Le tatouage, pratique existant depuis plus de 5000 ans, est désormais un phénomène populaire à travers le monde. Aujourd’hui, se faire tatouer en Haïti est devenu très courant. Connu pour son caractère indélébile et sa dimension symbolique, beaucoup de personnes en Haïti l’utilisent pour se remettre d’une expérience traumatisante ou pour se remémorer un moment précis du passé. C’est bien plus qu’un art. À Léogâne, ce phénomène, bien que nouveau, touche les jeunes, les adultes, et même des personnes âgées, qui portent des tatouages. Partout dans la commune, le nombre de personnes dont le corps est recouvert de tatouages ne cesse d’augmenter. Pour eux, lorsqu’une personne décide de se faire tatouer, cela a du sens à ses yeux : cela raconte une étape de sa vie, exprime des idées ou révèle des facettes de sa personnalité.
Porter son histoire sur sa peau
Le tatouage est généralement un moyen choisi pour embellir son apparence, mais il semble avoir d’autres significations particulières. Pour la majorité des adeptes Léogânais, le tatouage est une manière de raconter son histoire. Comme nous raconte Rosena, une jeune fille de 20 ans, qui s’est fait tatouer pour la première fois. Elle dit que ce choix lui a permis de graver une étape de son existence sur sa peau : « En ce qui me concerne, le tatouage, c’est raconter une étape de ma vie, une histoire, un souvenir et bien plus. Je viens d’avoir un enfant, donc je me suis dit : pourquoi ne pas porter son nom sur ma peau ? C’est bien plus qu’une connexion », explique-t-elle.
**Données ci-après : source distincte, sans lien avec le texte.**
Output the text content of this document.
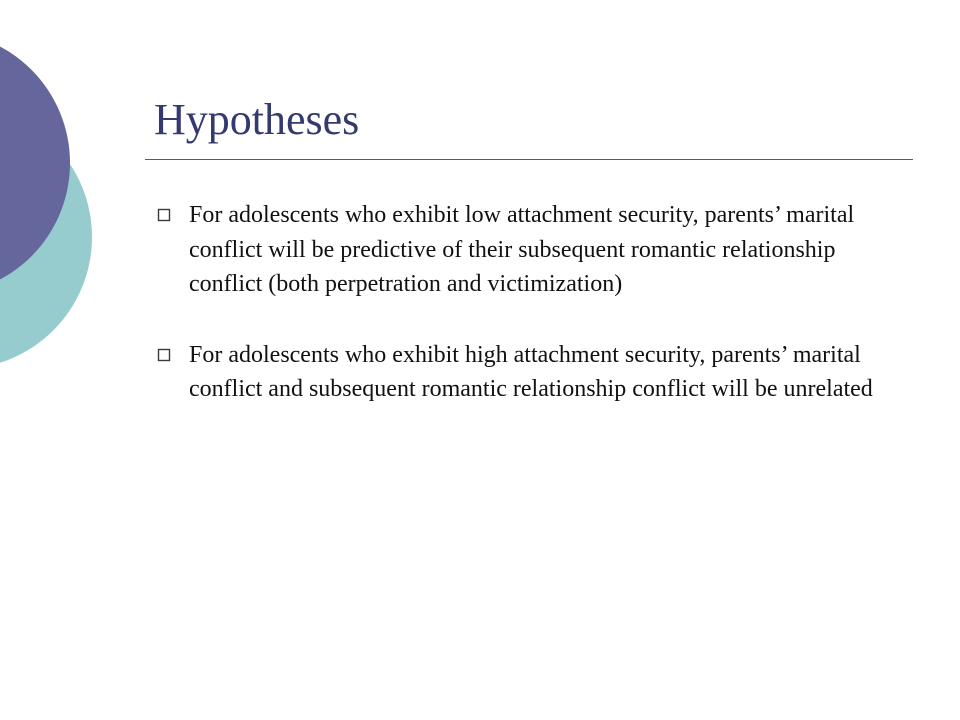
Hypotheses
For adolescents who exhibit low attachment security, parents’ marital conflict will be predictive of their subsequent romantic relationship conflict (both perpetration and victimization)
For adolescents who exhibit high attachment security, parents’ marital conflict and subsequent romantic relationship conflict will be unrelated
Une dizaine d’années avant, atteindre la majorité, en terme d’âge, était un prérequis pour se faire tatouer, mais aujourd’hui, ce n’est plus le cas. Joé, âgé de dix-sept ans, raconte qu’il s’est fait tatouer il y a deux ans. Pour lui, au début, c’était une folie, mais aujourd’hui, cette folie lui a redonné goût à la vie : « Je n’avais même pas une idée de ce que je voulais faire. Étant fils unique, ma mère jouait aussi le rôle de mon père, car ce dernier nous avait abandonnés. Donc, je n’ai pas hésité à graver son nom sur ma peau », raconte le jeune garçon. Joé ajoute que son parcours avec sa mère méritait d’être gravé quelque part, visible de tous, comme un geste de reconnaissance.
Sans distinction de classe ou de catégorie sociale, les raisons de se faire tatouer sont multiples. Maxo, un jeune graphiste, voit le tatouage comme le summum de l’art. Avec une peau totalement coloriée, il affirme que porter son expérience sur sa peau est une bonne chose, mais que ce n’est pas une obligation : « Chacun a son vécu, tout le monde ne peut pas avoir des tatouages similaires. J’ai ma propre histoire : j’aime ma femme, j’ai deux jolies filles, donc porter leurs noms sur ma peau est pour moi un signe d’amour à leur égard », explique-t-il. « J’ai aussi un dragon, car je trouve que c’est un animal fascinant par la puissance qu’il dégage », ajoute le jeune Léogânais.
Un atout économique pour certains
Par ailleurs, le tatouage représente un atout économique pour d’autres jeunes de la commune. Les tatoueurs arrivent à subvenir à leurs besoins en satisfaisant quotidiennement leurs clients. Dans la commune de 200 000 habitants, il en existe plusieurs, comme ce jeune tatoueur expérimenté depuis plus de 4 ans : « Je n’ai aucun diplôme. J’ai appris grâce à un ami. Après plus de quatre ans d’expérience, j’ai fait de ce métier mon arme de combat pour subvenir aux besoins de ma famille », explique Julien, un tatoueur d’une trentaine d’années.
En dépit de la situation chaotique, depuis quelques mois, le nombre de personnes voulant se faire tatouer dans la commune a augmenté. Par jour, Patrice, un professionnel, peut servir jusqu’à cinq clients, ce qui n’était pas le cas auparavant. Selon lui, grâce aux nombreuses expériences vécues, ce métier a amélioré sa vie au cours des six dernières années. Il s’agit d’une aventure qui s’annonce encore plus belle si le nombre de personnes intéressées par le tatouage continue de croître à Léogâne.